Szła tak szybko, jak tylko mogła, kulejąc. Złapała taksówkę tuż za rogiem i podała adres mieszkania. W trakcie jazdy zagryzała wargę, żałując, że na rynek nie wszedł jeszcze zapowiedziany wynalazek, dzięki któremu aparaty telefoniczne miały się mieścić w kieszeni i nie mieć okablowania. Mogłaby się w każdej chwili skontaktować z Hakai i nie odchodziłaby teraz od zmysłów. A co, jeśli ten łajdak faktycznie ją dopadł? Może teraz przetrzymuje ją w jakiejś ciemnej piwnicy? Czego ten szajbus w ogóle od niej oczekiwał? Tysiące myśli przelatywało przez jej głowę, ale nie zatrzymywała się dłużej nad żadną z nich. To wszystko nie było teraz istotne.

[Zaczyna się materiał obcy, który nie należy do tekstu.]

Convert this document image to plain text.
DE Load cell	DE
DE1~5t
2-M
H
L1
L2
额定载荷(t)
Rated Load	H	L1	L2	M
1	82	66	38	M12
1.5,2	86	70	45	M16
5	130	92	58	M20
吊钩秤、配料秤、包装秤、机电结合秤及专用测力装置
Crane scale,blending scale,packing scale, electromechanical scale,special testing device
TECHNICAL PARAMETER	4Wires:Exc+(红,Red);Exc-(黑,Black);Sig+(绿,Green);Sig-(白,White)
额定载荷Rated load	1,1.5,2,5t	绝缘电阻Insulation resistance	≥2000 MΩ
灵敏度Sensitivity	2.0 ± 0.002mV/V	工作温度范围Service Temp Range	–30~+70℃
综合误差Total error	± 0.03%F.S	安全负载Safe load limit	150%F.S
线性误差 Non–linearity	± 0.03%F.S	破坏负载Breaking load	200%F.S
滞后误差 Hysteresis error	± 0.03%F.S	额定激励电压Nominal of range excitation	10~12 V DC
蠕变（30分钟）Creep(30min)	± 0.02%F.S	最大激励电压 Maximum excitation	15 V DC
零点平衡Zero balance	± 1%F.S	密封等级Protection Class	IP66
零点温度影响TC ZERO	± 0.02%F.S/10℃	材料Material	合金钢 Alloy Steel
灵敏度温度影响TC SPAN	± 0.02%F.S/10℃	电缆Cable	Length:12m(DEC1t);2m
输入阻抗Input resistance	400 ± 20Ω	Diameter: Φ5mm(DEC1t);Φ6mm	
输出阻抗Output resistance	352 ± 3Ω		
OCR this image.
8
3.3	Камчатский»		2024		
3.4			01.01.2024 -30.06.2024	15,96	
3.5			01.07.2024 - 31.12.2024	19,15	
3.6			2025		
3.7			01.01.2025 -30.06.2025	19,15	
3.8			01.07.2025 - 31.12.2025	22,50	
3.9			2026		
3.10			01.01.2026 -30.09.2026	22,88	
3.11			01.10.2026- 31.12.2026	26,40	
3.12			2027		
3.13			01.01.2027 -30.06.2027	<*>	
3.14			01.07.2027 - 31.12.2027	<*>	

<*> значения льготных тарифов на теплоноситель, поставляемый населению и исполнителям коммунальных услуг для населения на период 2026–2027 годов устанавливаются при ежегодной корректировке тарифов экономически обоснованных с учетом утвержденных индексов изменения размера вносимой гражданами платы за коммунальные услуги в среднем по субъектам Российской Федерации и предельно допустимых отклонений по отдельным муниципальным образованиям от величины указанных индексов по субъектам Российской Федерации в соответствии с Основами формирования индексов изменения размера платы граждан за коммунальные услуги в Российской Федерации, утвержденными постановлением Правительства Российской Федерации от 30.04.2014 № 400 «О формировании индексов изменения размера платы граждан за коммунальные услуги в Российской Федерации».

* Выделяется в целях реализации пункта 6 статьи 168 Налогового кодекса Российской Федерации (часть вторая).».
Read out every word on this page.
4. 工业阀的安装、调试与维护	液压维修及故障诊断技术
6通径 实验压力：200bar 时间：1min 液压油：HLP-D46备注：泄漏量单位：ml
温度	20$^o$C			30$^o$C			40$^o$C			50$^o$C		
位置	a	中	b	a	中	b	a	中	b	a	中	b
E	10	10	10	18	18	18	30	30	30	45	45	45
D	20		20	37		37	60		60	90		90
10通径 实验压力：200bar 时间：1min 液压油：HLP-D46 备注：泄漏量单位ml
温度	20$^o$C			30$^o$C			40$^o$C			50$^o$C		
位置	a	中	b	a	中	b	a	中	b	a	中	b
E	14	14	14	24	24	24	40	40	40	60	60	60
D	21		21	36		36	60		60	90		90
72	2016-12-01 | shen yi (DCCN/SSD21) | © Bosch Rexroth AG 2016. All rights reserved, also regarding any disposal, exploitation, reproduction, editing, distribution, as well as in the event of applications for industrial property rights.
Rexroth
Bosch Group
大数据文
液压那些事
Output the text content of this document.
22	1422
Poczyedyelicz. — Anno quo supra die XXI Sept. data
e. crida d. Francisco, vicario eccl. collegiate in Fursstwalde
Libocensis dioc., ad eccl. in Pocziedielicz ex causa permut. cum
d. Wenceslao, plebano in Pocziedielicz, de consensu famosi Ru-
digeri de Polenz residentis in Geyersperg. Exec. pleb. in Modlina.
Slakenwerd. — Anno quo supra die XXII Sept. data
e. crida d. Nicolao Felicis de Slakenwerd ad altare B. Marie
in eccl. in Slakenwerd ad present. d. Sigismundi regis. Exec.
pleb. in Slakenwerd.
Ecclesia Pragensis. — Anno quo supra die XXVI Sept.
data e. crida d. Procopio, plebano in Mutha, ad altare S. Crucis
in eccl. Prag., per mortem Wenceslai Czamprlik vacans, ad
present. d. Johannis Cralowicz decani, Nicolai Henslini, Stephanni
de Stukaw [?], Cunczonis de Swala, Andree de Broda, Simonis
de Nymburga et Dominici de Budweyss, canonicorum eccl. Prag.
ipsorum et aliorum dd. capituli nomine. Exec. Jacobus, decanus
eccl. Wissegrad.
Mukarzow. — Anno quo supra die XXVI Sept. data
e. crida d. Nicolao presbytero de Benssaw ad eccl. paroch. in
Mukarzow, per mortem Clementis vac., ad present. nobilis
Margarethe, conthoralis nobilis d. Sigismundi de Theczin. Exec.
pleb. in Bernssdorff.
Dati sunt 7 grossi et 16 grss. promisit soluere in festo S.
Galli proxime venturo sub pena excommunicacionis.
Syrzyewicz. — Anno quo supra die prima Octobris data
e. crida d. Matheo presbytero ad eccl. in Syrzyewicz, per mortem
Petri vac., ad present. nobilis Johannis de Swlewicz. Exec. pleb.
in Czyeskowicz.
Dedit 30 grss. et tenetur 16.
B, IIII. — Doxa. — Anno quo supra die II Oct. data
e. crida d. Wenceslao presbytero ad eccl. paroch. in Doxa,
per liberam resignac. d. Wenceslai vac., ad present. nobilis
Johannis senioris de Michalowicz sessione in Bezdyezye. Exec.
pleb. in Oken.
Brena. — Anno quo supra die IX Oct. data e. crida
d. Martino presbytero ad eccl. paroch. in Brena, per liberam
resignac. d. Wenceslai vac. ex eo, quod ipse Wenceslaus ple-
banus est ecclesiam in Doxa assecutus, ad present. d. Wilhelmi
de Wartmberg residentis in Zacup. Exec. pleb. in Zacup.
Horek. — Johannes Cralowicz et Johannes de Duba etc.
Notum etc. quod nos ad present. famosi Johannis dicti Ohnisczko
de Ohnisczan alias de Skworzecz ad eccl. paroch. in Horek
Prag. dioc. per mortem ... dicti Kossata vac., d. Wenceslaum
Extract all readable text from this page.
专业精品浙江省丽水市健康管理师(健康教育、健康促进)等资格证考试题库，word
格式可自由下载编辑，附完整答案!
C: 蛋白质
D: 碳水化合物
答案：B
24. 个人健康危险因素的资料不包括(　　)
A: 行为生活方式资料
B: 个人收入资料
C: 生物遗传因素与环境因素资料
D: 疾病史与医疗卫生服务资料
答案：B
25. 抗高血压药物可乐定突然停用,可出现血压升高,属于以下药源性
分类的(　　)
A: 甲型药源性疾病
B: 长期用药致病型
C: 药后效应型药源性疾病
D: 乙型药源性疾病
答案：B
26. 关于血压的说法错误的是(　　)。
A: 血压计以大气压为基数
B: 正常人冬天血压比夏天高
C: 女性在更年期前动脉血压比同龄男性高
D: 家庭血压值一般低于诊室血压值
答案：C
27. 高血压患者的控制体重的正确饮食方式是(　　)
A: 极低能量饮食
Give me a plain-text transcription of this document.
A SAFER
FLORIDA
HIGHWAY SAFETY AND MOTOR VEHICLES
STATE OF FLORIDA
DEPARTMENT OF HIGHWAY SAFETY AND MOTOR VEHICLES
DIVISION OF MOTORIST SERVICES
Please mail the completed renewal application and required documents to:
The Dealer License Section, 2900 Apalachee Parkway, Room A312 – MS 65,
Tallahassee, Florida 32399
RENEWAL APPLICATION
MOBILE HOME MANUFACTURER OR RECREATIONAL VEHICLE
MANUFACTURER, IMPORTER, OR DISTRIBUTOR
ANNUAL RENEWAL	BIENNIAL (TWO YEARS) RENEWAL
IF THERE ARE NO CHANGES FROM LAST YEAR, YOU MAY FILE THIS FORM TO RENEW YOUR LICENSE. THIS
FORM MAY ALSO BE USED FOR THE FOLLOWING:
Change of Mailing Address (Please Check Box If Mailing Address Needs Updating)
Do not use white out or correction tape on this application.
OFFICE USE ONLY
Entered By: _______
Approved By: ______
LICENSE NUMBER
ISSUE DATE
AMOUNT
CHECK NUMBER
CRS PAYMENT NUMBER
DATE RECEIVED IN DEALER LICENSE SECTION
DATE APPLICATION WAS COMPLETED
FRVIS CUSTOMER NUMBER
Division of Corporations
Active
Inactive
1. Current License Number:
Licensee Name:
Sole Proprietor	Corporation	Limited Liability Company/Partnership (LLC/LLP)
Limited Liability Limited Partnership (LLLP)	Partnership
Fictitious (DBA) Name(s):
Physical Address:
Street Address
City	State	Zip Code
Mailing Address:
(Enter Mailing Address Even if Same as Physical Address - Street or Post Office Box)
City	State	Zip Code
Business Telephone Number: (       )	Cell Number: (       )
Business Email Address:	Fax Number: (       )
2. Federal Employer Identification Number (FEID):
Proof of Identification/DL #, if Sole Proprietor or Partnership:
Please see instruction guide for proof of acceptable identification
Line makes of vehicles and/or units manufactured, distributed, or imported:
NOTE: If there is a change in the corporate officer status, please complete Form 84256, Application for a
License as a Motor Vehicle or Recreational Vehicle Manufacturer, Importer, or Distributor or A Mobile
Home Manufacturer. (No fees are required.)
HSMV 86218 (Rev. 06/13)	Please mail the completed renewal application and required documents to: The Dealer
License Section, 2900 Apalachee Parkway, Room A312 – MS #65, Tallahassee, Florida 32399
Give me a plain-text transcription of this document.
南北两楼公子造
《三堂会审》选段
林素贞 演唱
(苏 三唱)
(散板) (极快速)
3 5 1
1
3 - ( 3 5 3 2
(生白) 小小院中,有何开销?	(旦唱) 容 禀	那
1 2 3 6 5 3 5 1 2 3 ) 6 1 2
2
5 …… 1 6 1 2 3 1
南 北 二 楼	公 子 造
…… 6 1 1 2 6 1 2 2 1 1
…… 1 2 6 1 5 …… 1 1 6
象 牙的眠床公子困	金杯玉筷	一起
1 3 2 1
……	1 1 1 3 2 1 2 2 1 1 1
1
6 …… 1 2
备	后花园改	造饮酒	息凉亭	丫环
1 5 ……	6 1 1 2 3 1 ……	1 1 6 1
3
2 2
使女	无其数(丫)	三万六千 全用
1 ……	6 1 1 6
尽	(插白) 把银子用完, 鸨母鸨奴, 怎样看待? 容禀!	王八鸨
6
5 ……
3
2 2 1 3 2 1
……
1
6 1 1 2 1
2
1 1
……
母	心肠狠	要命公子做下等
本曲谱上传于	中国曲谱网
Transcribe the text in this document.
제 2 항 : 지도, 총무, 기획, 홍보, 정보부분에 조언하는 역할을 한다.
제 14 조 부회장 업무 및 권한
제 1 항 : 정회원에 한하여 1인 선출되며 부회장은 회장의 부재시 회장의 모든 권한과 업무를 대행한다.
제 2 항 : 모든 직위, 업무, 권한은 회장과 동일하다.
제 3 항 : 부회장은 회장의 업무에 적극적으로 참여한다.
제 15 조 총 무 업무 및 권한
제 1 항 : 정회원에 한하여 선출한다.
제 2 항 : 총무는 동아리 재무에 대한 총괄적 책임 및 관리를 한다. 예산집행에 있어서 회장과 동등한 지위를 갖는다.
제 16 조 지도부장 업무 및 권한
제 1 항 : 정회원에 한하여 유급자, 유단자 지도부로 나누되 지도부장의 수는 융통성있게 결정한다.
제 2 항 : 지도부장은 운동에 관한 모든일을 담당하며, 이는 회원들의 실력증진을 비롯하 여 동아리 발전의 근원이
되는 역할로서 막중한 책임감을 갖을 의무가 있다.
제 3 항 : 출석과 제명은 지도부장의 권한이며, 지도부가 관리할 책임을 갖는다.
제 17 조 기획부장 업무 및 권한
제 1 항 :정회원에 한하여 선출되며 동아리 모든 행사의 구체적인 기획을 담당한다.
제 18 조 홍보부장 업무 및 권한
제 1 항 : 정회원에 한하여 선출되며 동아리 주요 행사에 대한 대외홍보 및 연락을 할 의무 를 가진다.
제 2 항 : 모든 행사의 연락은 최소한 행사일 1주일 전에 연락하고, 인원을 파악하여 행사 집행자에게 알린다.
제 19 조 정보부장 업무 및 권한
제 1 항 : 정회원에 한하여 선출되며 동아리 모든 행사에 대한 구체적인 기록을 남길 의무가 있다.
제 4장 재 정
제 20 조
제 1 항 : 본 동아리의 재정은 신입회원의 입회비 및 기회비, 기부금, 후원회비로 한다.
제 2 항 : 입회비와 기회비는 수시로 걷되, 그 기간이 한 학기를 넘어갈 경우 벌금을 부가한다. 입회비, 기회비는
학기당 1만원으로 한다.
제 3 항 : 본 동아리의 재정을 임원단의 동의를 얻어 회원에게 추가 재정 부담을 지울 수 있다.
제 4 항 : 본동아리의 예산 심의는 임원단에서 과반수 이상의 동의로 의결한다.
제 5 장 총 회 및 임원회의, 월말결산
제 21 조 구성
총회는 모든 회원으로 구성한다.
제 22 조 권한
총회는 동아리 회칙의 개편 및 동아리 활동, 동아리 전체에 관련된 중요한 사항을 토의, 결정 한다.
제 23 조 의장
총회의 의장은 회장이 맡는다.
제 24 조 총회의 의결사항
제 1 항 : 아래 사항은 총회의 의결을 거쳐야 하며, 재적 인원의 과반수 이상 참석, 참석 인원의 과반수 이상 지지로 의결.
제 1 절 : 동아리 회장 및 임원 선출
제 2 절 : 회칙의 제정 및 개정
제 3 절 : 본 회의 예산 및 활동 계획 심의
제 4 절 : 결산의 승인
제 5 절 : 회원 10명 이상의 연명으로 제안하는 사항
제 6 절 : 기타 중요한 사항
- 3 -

Liczyło się, żeby znaleźć Hakai, znaleźć i nie pozwolić, by coś jeszcze im się stało.
Tylko gdzie szukać?
Kiedy taksówka zatrzymała się przed budynkiem, w którym mieszkała, poprosiła kierowcę, by zaczekał i z trudem wspięła się na drugie piętro. Chociaż wiedziała, że jej przyjaciółka jest za mądra, by ukrywać się w mieszkaniu i tak od progu zawołała ją głośno po imieniu, jednak tak jak się spodziewała, nikt nie odpowiedział.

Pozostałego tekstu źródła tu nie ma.